Use the AKS GPU image preview, which includes both GPU drivers and the Nvidia device plugin. In this case upgrades are manual.
Run Nvidia's GPU Operator on the node group, which handles everything for you.
GCP
GKE supports creating node pools with two options.
Let google manage GPU Driver installation along with the Device Plugin. Using this option also allows you to have GKE automatically upgrade your nodes.
Manage the GPU Driver and the Device Plugin yourself
Protecting GPU nodes from non GPU workloads
Finally, now that you have created GPU nodes, you will want to protect these from any non GPU workloads running on your cluster. You can achieve this with taints and tolerations. When creating node pools and groups, you will want to apply a taint. GKE does this automatically for you, if your cluster has non GPU node pools. The other providers don't, so you will want to make sure to.
For your pods, you will want to provide a toleration to the taint, so that they can be scheduled on GPU nodes.

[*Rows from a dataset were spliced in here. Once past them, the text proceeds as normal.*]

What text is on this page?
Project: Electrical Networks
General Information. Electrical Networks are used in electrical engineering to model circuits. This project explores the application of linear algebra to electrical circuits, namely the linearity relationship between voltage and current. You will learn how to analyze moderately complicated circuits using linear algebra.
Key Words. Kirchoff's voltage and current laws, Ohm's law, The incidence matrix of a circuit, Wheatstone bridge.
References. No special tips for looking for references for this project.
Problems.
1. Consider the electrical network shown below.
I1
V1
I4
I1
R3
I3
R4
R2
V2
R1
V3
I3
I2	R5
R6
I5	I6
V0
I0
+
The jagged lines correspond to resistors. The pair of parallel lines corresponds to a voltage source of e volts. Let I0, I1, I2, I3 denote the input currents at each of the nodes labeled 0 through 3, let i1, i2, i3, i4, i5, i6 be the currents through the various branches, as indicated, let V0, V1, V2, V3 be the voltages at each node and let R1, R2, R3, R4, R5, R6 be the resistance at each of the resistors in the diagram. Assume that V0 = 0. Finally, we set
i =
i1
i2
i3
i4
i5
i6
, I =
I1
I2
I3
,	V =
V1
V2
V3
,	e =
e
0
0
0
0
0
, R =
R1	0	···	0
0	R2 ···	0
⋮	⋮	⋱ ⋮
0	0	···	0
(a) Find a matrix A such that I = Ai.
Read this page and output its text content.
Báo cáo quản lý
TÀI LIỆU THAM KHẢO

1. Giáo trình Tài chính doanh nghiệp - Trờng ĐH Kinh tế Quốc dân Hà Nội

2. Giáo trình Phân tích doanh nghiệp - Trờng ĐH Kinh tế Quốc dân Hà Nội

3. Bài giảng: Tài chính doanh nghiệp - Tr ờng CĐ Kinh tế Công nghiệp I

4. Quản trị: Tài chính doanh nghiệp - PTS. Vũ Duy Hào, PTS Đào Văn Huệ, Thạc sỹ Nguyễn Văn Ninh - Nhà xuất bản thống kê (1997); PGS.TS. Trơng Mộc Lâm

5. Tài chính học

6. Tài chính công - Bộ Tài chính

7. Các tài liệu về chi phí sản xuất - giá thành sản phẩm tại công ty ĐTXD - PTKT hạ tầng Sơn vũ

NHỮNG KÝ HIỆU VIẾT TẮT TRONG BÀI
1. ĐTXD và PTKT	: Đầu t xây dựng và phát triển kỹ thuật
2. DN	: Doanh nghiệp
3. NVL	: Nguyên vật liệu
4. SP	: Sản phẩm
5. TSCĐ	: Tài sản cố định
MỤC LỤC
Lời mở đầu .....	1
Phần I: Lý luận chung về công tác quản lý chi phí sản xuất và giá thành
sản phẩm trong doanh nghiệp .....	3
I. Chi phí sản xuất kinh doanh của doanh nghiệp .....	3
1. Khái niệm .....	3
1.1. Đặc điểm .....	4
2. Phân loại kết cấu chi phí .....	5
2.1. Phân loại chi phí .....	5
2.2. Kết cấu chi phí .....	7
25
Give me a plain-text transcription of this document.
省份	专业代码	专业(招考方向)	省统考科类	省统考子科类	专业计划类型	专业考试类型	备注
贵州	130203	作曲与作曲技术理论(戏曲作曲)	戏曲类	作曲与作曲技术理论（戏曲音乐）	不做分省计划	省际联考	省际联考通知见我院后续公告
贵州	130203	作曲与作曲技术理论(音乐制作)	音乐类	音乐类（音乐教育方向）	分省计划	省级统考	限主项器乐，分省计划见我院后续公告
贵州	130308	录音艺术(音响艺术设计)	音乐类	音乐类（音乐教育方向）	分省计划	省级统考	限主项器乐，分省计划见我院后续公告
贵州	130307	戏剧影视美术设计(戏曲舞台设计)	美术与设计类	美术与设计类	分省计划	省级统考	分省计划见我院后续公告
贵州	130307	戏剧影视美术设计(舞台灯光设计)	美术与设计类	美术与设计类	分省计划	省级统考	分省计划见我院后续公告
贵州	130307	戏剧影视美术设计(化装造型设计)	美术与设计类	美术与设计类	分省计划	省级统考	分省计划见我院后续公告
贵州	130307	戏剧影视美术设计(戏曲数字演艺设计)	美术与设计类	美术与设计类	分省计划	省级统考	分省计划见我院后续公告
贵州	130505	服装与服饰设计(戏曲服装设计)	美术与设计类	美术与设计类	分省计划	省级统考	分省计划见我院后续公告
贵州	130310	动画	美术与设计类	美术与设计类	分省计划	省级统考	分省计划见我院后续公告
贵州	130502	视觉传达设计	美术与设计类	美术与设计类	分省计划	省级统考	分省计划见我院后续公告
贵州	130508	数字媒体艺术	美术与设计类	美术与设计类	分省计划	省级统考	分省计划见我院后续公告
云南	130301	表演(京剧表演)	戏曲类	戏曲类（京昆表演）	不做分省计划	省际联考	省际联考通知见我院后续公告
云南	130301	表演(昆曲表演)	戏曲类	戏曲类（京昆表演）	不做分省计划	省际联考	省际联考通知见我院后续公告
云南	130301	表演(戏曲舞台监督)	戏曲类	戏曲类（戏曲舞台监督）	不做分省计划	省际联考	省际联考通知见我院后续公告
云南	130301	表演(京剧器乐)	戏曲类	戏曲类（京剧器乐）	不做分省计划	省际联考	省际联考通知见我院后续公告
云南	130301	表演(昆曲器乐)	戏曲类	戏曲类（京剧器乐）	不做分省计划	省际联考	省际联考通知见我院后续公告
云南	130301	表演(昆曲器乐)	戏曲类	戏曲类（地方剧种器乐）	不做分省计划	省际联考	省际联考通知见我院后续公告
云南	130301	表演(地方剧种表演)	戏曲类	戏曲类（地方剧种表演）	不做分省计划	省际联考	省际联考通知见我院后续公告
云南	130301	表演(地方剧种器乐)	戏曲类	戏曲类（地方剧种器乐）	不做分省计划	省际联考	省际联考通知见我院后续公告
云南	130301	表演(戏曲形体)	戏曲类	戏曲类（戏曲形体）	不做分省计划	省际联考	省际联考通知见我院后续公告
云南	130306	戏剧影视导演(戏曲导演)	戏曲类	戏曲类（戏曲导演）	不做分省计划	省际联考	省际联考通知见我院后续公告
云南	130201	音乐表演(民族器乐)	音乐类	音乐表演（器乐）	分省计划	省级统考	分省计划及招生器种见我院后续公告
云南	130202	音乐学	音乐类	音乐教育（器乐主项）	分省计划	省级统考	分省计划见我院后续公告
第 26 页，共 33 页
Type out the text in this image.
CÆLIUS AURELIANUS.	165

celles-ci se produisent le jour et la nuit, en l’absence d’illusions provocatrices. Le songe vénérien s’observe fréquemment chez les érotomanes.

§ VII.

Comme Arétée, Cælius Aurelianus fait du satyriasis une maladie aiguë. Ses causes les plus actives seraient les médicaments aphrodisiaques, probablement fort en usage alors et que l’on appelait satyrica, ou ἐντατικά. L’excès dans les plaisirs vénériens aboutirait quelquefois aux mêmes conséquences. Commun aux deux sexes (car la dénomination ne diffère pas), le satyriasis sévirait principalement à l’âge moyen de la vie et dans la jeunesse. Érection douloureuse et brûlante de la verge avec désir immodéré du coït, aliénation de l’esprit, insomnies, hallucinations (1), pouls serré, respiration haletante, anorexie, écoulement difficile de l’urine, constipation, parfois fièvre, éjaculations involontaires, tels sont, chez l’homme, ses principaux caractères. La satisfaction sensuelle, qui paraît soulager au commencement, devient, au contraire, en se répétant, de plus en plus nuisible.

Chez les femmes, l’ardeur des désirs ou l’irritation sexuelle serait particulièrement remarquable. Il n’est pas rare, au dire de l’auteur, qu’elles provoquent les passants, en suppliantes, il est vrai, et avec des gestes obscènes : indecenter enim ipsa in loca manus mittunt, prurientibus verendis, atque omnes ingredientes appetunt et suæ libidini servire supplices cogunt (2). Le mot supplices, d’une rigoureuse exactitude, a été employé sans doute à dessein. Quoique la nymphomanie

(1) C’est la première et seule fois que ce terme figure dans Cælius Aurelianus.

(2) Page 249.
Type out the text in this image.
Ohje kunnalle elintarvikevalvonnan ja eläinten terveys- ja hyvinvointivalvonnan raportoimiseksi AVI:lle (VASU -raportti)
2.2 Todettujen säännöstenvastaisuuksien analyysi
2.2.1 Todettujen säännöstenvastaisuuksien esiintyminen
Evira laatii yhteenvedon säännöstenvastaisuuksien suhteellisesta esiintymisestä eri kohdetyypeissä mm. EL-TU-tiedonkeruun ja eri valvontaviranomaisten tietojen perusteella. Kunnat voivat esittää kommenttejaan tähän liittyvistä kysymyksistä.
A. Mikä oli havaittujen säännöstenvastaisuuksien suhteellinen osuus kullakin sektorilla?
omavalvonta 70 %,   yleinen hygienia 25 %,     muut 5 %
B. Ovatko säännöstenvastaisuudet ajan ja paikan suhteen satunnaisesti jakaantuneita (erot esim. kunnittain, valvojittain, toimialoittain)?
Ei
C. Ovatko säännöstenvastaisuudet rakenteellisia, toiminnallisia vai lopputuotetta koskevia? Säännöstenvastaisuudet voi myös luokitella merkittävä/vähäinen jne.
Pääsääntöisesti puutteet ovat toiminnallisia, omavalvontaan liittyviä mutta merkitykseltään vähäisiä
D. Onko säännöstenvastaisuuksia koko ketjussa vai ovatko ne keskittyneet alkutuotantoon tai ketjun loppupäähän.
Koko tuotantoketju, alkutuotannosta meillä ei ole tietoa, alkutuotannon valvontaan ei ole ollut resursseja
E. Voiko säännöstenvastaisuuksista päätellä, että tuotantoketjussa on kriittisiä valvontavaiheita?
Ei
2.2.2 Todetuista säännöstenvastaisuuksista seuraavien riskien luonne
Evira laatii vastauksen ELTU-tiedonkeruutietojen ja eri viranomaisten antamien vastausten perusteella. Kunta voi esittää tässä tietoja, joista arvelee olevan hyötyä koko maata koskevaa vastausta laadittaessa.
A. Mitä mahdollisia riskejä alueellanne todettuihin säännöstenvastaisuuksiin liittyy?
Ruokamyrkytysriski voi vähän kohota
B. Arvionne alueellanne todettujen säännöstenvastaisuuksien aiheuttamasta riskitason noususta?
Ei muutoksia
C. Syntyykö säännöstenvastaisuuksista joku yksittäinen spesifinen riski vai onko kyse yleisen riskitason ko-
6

The example below creates a toleration for a taint called "nvidia.com/gpu", which allows this pod to run on nvidia GPU nodes.
apiVersion: v1
kind: Pod
metadata:
name: my-gpu-pod
spec:
containers:
- name: my-gpu-container
image: nvidia/cuda:11.0.3-runtime-ubuntu20.04
command: ["/bin/bash", "-c", "--"]
args: ["while true; do sleep 600; done;"]
resources:
requests:
cpu: 100m
memory: 500Mi
limits:
memory: 1000Mi
nvidia.com/gpu: 1
tolerations:
- key: "nvidia.com/gpu"
operator: "Exists"
effect: "NoSchedule"As your AI and machine learning workloads continue to grow, hopefully you will consider running them in Kubernetes vs the more expensive cloud provider proprietary options.
Have you tried to run GPU workloads on Kubernetes? What has worked well? What issues have you run into?